Lucinda Elliot

Engrossing YA -Jo Danilo’s ‘The Curtain Twitcher’s Handbook’

 

I have always admired this author’s writing, and I am really pleased that this novel is now available on Amazon. I only occasionally read YA, but I really enjoyed this one.

Excellent! I was really impressed.

This novel combines lively action, humour, vivid descriptions and characterisation in an expertly woven creepy supernatural adventure alternated with prosaic high school life in a small Yorkshire town.

There is a curse on a house by Tinker’s Wood, and it must begin and end with a death.
When new neighbours move next door to the protagonist Daisy May and her mother, something re-activates it from its decades long sleep.

This is a spine chilling story, and a funny and a sad one. It’s full of action and vivid descriptions, tersely recounted. I was hooked from the moment I read of foul Mr Braithwate, and his habitual saluation to all – with two fingers.

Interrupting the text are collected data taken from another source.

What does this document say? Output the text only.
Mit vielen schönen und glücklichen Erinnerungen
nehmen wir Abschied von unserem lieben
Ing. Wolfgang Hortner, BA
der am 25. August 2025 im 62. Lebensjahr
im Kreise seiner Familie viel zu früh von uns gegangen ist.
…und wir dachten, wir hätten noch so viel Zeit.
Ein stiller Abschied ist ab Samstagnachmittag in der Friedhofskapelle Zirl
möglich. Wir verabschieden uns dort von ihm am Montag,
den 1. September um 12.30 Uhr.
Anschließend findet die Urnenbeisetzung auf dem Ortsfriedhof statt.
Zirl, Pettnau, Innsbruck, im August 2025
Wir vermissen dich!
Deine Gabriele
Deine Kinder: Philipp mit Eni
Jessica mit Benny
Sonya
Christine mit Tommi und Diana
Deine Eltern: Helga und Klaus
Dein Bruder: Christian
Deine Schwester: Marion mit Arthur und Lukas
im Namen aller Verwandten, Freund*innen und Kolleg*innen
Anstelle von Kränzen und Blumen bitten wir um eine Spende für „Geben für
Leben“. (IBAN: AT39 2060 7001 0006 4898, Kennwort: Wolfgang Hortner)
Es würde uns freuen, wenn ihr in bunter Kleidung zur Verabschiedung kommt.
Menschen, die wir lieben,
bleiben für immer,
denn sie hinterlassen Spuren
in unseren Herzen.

The protagonist Daisy is a delight; unlike so many heroines,who leave all the wise cracking to the boys, she even retains her wicked sense of humour after she falls in love (I don’t think it’s writing a spoiler to say that she does that ) and retains her sense of identity, too. She’s tender and tough if a bit diffident. She comes from a one parent family, and they’re hard up, and she has to work to help out, but she doesn’t whinge.

Daisy has normal teenage concerns – whether or not to agree to her boyfriend, the school’s prize athlete Fred, taking things further: after all, she’s sixteen now and, they’ve been going out for a couple of years…

But she is dismayed to find herself unaccountably attracted to the new boy in town, Will Mckenzie, soon to become an object of fascination among her friend group. Daisy, who blames him for allowing her dog to be run over, is in a quandary about her mixed feelings over him.

This male lead, Will, is as lovable a hero as Daisy is a heroine – even when he turns Daisy’s life upside down,you have to love him. Daisy is puzzled as to how she comes to attract two of the most desired boys in the school; the reader sees it as evidence of her attractive personality.

The pace is quick, the characters real, the humour perfectly balances the grim happenings, and I found it – here’s a cliche – ‘A real page turner’.

The story begins with the body of the unpleasant Mr Braithwaite being taken from the house next door, where he has lived alone since the mysterious disappearance of his wife many years ago. This sets Daisy off on a new activity for her – ‘curtain twitching’.

She has never spied on him before, as: ‘He had nothing to show me except for his slow crawl into urine-scented senility. There was more entertainment to be had watching bananas slowly rotting in a fruit bowl.’

But then the McKenzies move in and Daisy becomes fascinated by what is going on in the house. What makes Will act so oddly when he is in his room, and why does he feel the need to avoid going home? How does all this tie in with the story her Grandfather tells her, of the disappearance of an encampment of gypsies from Tinker’s Wood at about the same time of Mrs Braithwaite’s disappearance?

Try it yourself. You won’t want to put it down (I didn’t, and sadly I’m no YA).

Finally, here are a few of my favourite quotes.

“Death to begin it.” The whisper tore my eyelids open and made me spin round with a gasp. It was so close I could have sworn I’d felt the whisperer’s breath tickle my ear. I stared hard into the blackness but there was nobody there. Nobody at all. I heard the fear in my own uneven breathing. The Braithwaite light surged again, flooding the lane with a brief light and sending the same shooting pain into my temple. “Death to end it.’

‘A gentle breeze made the trees whisper and sway, and patches of sunlight danced across the floor. Everything was tinged with spring green, even the sound nearby fields, the soothing song of the wood pigeon. And through the tree trunks were glimpses of the patchwork hills and chocolate-brown moors beyond the wood, stretching on and on.’

“I wish I had half of what you have,” Will continued. “My grandparents never bothered with me and my parents aren’t interested in anything I do.”

‘He’s a little bit hunched over, as if he has a heavy pack on his back that weighs him down. But all this new vulnerability only enhances his charm. Everyone wants to look after him and take away his hurt.’

‘I twisted round frantically, to see whose dreadful claws were clutching my waist, adrenaline using my veins as a Grand Prix circuit.’

‘He looked awful, the whites of his eyes shot through with red and his skin so pale. Like a dead boy.’